Он обернулся и заковылял назад. Рут и Карла уже выбрались из универсала и сидели на краю обочины. Девочку рвало, а жена обеспокоенно высматривала Клеменса, сама напоминая беспомощного подростка.
– Карла? Тебе дурно?
Барри приблизился и присел рядом, морщась от боли. Карла исторгла новую порцию рвоты и обессиленно привалилась к Рут, вздрагивая всем телом.
– У нее шок, – прошептала женщина, гладя ее по голове. – Мы вылезли из машины, она увидела второй автомобиль, кровь, и ей стало плохо.
– Как ее нога?
– Немного опухла. Это и правда похоже на вывих. В остальном все хорошо. Ты как?
– Я нормально, – Барри попытался улыбнуться. – Ты выглядишь плоховато. Голова кружится?
– Есть немного. Нужно вызвать скорую, но я не могу найти свой мобильник. Твой у тебя?
Клеменс рассеянно пошарил по карманам, но они оказались пусты.
– Нет, –виновато проговорил он. – Наверное, остался в машине.
– Что с водителем? – Рут кивнула в сторону разбитого седана.
– Не знаю, я еще не успел посмотреть. Черт… Пойду попробую поискать воду для Карлы. И телефон.
– Мимо не проехало ни одной машины, – покачала головой Рут. – Сегодня все против нас.
– Главное мы выжили, – бросил Барри, хромая к универсалу.
Телефон Рут был разбит вдребезги, свой он и вовсе не нашел. С водой тоже пришлось повозиться – бутылка улетела в район багажника, и Клеменс хорошенько попотел, прежде чем сумел ее достать. Когда он вернулся, Карла выглядела немного получше, но все еще была бледной.
– Твоему мобильнику крышка, – Клеменс разочарованно вздохнул. – А свой я так и не сумел найти. Там все перевернуто вверх дном… Меня до сих пор трясет.
– Меня тоже, – тихо ответила Рут.
– Пойду гляну, что с тем парнем. Думаю, он не выжил.
Рут кивнула.
– Я никого не увидела. И не слышала ни звука. Наверное, мы единственные, кто уцелел.
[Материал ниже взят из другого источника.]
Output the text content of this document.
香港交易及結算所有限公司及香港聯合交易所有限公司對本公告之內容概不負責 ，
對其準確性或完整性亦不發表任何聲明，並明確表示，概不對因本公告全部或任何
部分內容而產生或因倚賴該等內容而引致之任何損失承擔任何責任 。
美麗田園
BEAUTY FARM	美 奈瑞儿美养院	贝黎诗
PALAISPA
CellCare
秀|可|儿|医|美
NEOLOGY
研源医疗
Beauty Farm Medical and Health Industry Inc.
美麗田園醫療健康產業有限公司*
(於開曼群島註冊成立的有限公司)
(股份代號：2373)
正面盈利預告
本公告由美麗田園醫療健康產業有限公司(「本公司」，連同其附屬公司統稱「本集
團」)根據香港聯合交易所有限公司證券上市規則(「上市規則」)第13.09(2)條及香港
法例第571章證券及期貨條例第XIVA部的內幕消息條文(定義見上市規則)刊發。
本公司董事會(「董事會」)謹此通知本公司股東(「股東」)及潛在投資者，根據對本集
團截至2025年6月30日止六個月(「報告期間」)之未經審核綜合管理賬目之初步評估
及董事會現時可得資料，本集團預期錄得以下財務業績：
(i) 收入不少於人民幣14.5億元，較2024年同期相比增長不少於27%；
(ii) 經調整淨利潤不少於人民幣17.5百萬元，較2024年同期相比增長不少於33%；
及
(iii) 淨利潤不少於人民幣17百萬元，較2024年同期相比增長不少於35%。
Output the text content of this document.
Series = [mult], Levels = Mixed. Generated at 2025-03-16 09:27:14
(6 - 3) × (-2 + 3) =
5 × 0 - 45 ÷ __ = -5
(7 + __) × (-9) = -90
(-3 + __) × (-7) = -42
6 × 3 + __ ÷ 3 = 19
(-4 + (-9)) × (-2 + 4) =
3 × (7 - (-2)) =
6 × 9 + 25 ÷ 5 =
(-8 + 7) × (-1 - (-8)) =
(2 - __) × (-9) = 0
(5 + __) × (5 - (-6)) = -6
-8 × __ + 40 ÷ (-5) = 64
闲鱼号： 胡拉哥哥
Барри вновь побрел к раскуроченному седану. Ему страшно хотелось покурить, руки дрожали, сердце по-прежнему билось где-то в районе горла. Однако осуществить свое желание он не мог – бросил ради Рут несколько лет назад. Иногда она была жестка с ним, а однажды во время одной из ссор выпалила: «И кому ты такой нужен, кроме меня?» Она имела ввиду, конечно же, его изуродованное лицо. Кому-то эти шрамы могли показаться брутальными, но только не Клеменсу. В глубине души он все еще оставался юнцом, лежащим с окровавленным ртом в одной из подворотен и с ужасом пытающимся осознать, как же ему жить дальше.
Но все же он любил ее. Она была, разумеется, не первой красавицей, но очень симпатичной – светло-русые волосы, серые глаза и аккуратные губы, изящно превращающиеся в привлекательную улыбку. Пусть их семья не была идеальной – она бесплодна, он изуродован, но во всяком случае, у них был ребенок, которого оба искренне считали родным.
Седан выглядел совсем плохо. Он напоминал раздавленную консервную банку, по которой прошлась подошва великана. Все было в крови – очевидно тот, кто находился внутри, был размазан по салону. Клеменс не имел никакого желания приближаться к раскуроченной машине. Больше всего он сейчас жалел, что не нашел мобильник – ему очень хотелось, чтобы поскорей приехала скорая и забрала их отсюда.
И тут он услышал стон. От неожиданности Барри вздрогнул. Кто-то все-таки выжил! Он замер и прислушался, словно не веря собственным ушам. Вновь чье-то стенание и хрип. Да, внутри есть живые люди. С трудом волоча ноги, Барри засеменил к обломкам. Если кто и выжил, то, должно быть, находился в тяжелом состоянии. Судя по звукам, человеку было очень плохо, и Клеменс испытал ужас, вообразив, что может стать свидетелем чьей-то агонии.
В металлическом клубке покореженных частей он разглядел мужскую фигуру, свернувшуюся, точно эмбрион.
– Рут! Здесь кто-то живой! – крикнул Барри и, содрогаясь от волнения, попытался дотянуться до незнакомца, прижатого искореженными стойками.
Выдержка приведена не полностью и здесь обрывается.